A special milestone was approaching this winter: the twenty-fifth yahrtzeit of the previous Rebbe on Yud Shevat (January 22 this year). Consequently, this date would also mark twenty-five years of our Rebbe’s reign. I considered it most appropriate to spend such a notable and historic occasion with the Rebbe.

While planning this visit to the Rebbe, I had the additional and most important consideration: the Rebbe’s personal request when we were leaving New York after Shavuos. The Rebbe had emphatically asked me to visit again before our regular Shavuos visit. Thinking that the new Tanya would certainly be ready well before Shavuos, I pointed out to the Rebbe that I would, please G‑d, indeed be coming again, with the new Tanya.

The Rebbe exclaimed that I should not wait for the Tanya before coming again. Bearing in mind that we still were not certain when the Tanya would be ready, I started to think about buying an air ticket to visit the Rebbe for Yud Shevat.

As it happens, my son, Rabbi Avrohom Jaffe, was organizing his annual group flight to New York for Yud Shevat – a seven-day trip – so I decided to join his group.

The Rebbe has told me that I am to always bring my wife when I come to Brooklyn. On this occasion, however, after thoughtful consideration, Roselyn decided that it was not worth traveling all the way to New York in mid-winter for only a seven-day visit. There was always a likelihood of several inches of snow underfoot at that time. It would definitely be too cold for her to utilize her usual bench outside 770 – where she waits for me after davening. In the summer-like Shavuos weather, sitting outside can be most delightful, but in the dead of a New York winter, well, that is different. Of course, Roselyn could always sit alone indoors in the apartment while I enjoyed myself chatting with the “boys” at 770, but she opted out.
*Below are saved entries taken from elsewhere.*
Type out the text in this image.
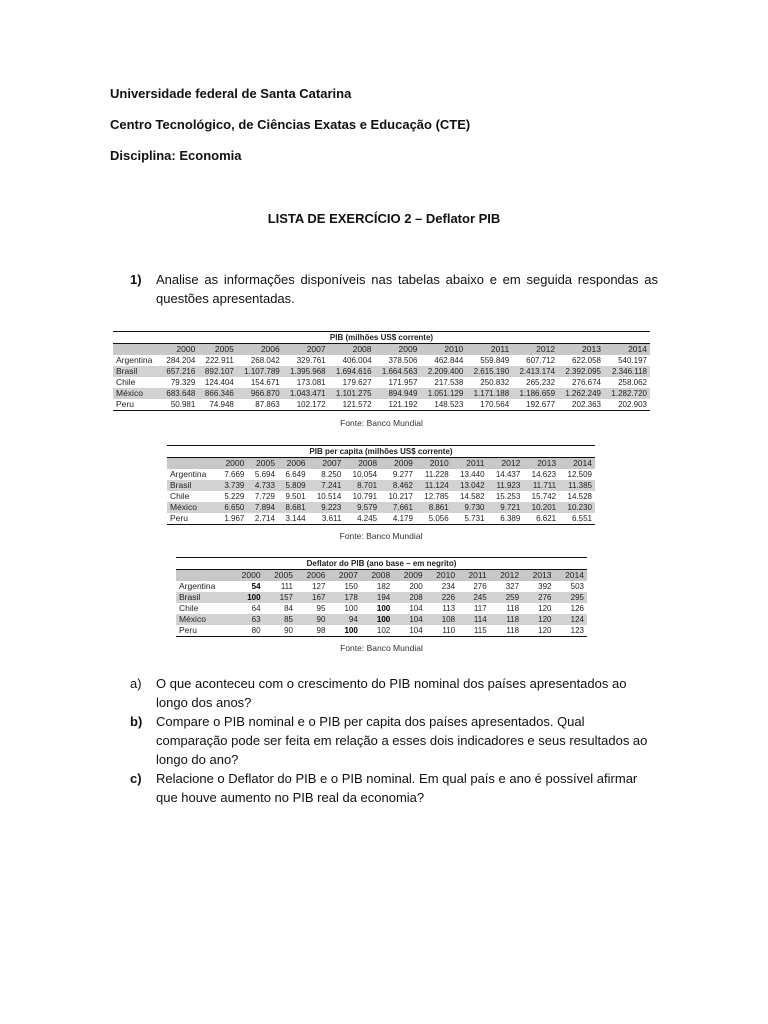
Universidade federal de Santa Catarina
Centro Tecnológico, de Ciências Exatas e Educação (CTE)
Disciplina: Economia
LISTA DE EXERCÍCIO 2 – Deflator PIB
1) Analise as informações disponíveis nas tabelas abaixo e em seguida respondas as questões apresentadas.
PIB (milhões US$ corrente)											
	2000	2005	2006	2007	2008	2009	2010	2011	2012	2013	2014
Argentina	284.204	222.911	268.042	329.761	406.004	378.506	462.844	559.849	607.712	622.058	540.197
Brasil	657.216	892.107	1.107.789	1.395.968	1.694.616	1.664.563	2.209.400	2.615.190	2.413.174	2.392.095	2.346.118
Chile	79.329	124.404	154.671	173.081	179.627	171.957	217.538	250.832	265.232	276.674	258.062
México	683.648	866.346	966.870	1.043.471	1.101.275	894.949	1.051.129	1.171.188	1.186.659	1.262.249	1.282.720
Peru	50.981	74.948	87.863	102.172	121.572	121.192	148.523	170.564	192.677	202.363	202.903
Fonte: Banco Mundial
PIB per capita (milhões US$ corrente)											
	2000	2005	2006	2007	2008	2009	2010	2011	2012	2013	2014
Argentina	7.669	5.694	6.649	8.250	10.054	9.277	11.228	13.440	14.437	14.623	12.509
Brasil	3.739	4.733	5.809	7.241	8.701	8.462	11.124	13.042	11.923	11.711	11.385
Chile	5.229	7.729	9.501	10.514	10.791	10.217	12.785	14.582	15.253	15.742	14.528
México	6.650	7.894	8.681	9.223	9.579	7.661	8.861	9.730	9.721	10.201	10.230
Peru	1.967	2.714	3.144	3.611	4.245	4.179	5.056	5.731	6.389	6.621	6.551
Fonte: Banco Mundial
Deflator do PIB (ano base – em negrito)											
	2000	2005	2006	2007	2008	2009	2010	2011	2012	2013	2014
Argentina	54	111	127	150	182	200	234	276	327	392	503
Brasil	100	157	167	178	194	208	226	245	259	276	295
Chile	64	84	95	100	100	104	113	117	118	120	126
México	63	85	90	94	100	104	108	114	118	120	124
Peru	80	90	98	100	102	104	110	115	118	120	123
Fonte: Banco Mundial
a) O que aconteceu com o crescimento do PIB nominal dos países apresentados ao longo dos anos?
b) Compare o PIB nominal e o PIB per capita dos países apresentados. Qual comparação pode ser feita em relação a esses dois indicadores e seus resultados ao longo do ano?
c) Relacione o Deflator do PIB e o PIB nominal. Em qual país e ano é possível afirmar que houve aumento no PIB real da economia?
This would be the first time in many years that I have left Roselyn alone in Manchester.

On Tuesday morning, Shevat 9 (January 21), I arose early and traveled to London from where I boarded the flight to New York.

My son also took responsibility for a unique passenger, our own Rabbi Yitzchok Dubov of Manchester. He is about ninety years young and in the best of health. However, to “save his legs” Avrohom arranged for a wheelchair to be at his disposal. Rabbi Dubov was wheeled from the airport entrance directly to the airplane on the tarmac. He sat crouched and huddled in the wheelchair clutching a small brown attaché case on his knees. This small briefcase contained his tallis, tefillin, a flask of hot tea, sandwiches, a Chumash, Siddur, Tehillim and Tanya – he was definitely prepared for all eventualities.

A security officer approached and commenced to frisk Rabbi Dubov. He felt along his arms, up and down his legs, all over his body – everywhere! He then opened the attaché case. Apparently, our security guard was concerned about Rabbi Dubov’s tefillin being 100% kosher, because he very carefully inspected and scrutinized those tefillin. He also unscrewed the top of the thermos and proclaimed that it indeed contained…tea.

Rabbi Dubov was completely astounded. “Never,” said he, “never in all my years of traveling have I known customs to be so keen.” I had to explain that these were not customs and that they were searching for bombs, guns and grenades.

When Rabbi Dubov was finally seated on the plane and was requested to fasten his seat belt, he exclaimed, “Never mind, ah daigeh, I don’t need it!”

The flight itself was quite uneventful. (We enjoyed a “wonderful” kosher dinner. It consisted of a cooked omelette – that was it!)